I do a session of ner.teach
, save my results, and stop the session. Then I start another ner.teach
session on the same dataset, and Prodigy presents me with annotation tasks that I already did in the first session. Is this expected behavior?
As the default behaviour, yes. Prodigy tries to make as little assumptions as possible about your input stream, the dataset you’re using and annotations you’ve already collected. You won’t be asked the same question twice in the same session, but new sessions will start off fresh and with no preexisting state by default.
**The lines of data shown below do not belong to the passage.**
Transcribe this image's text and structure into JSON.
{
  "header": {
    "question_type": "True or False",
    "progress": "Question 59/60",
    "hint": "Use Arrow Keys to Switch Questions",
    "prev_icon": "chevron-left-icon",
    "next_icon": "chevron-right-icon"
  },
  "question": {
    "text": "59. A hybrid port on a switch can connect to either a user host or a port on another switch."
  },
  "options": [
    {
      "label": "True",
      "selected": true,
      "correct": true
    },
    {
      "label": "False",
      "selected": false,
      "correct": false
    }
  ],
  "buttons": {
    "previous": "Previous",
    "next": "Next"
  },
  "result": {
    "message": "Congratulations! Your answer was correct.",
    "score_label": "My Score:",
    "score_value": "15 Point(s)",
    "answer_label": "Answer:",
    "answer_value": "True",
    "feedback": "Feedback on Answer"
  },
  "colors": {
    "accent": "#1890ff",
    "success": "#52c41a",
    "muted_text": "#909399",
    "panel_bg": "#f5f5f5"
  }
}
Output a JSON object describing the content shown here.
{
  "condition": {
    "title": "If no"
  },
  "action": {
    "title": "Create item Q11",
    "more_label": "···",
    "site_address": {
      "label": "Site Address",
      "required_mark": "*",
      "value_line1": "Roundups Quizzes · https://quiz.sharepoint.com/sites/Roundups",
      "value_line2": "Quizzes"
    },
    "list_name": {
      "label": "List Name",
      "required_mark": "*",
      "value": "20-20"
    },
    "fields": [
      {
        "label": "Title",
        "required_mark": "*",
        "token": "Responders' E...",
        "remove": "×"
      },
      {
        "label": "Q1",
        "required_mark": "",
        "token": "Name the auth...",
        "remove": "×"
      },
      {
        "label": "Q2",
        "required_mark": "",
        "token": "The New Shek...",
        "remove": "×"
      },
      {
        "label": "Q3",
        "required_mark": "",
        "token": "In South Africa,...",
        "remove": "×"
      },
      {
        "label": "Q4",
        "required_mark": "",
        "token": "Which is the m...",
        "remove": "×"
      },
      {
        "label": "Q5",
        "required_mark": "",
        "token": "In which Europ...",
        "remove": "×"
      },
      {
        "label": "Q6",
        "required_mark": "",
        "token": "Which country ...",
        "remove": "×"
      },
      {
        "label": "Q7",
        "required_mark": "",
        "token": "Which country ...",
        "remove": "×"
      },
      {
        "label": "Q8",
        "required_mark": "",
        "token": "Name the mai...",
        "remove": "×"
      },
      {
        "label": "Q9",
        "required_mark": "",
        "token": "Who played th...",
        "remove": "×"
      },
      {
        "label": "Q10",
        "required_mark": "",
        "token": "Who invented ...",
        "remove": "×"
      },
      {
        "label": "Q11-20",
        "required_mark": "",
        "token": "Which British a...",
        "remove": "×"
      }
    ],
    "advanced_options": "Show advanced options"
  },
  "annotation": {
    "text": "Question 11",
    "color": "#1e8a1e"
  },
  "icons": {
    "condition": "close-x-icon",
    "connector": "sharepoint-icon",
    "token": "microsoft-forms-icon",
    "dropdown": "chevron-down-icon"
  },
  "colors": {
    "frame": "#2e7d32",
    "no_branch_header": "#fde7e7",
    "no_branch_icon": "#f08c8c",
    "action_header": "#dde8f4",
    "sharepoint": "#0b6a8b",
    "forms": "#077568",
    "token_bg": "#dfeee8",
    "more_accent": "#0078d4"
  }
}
However, once the fix to this bug is pushed, you’ll be able to specify the --exclude
argument on the ner.teach
command and others to exclude annotations that are already present in one or more datasets. The task hash (based on the input data and features you annotate, e.g. spans or labels) is used to determine if a question has been asked before. So you could set it to exclude the current dataset to not ask about things you’ve already annotated in that set. You can also use it to make sure that evaluation examples don’t end up in your training set, and vice versa.
I just came across this one.
Isn't this different now? By default it'll exclude those with the same task hash if starting on the same dataset again, right?
Yes, by default, the "auto_exclude_current"
setting is true
and tasks from the current dataset are excluded. This was introduced in v1.6.0, released in October 2018.
As of v.1.9.0, recipes can also return an "exclude_by"
setting as part of their "config"
to specify whether to exclude by input hash or by task hash.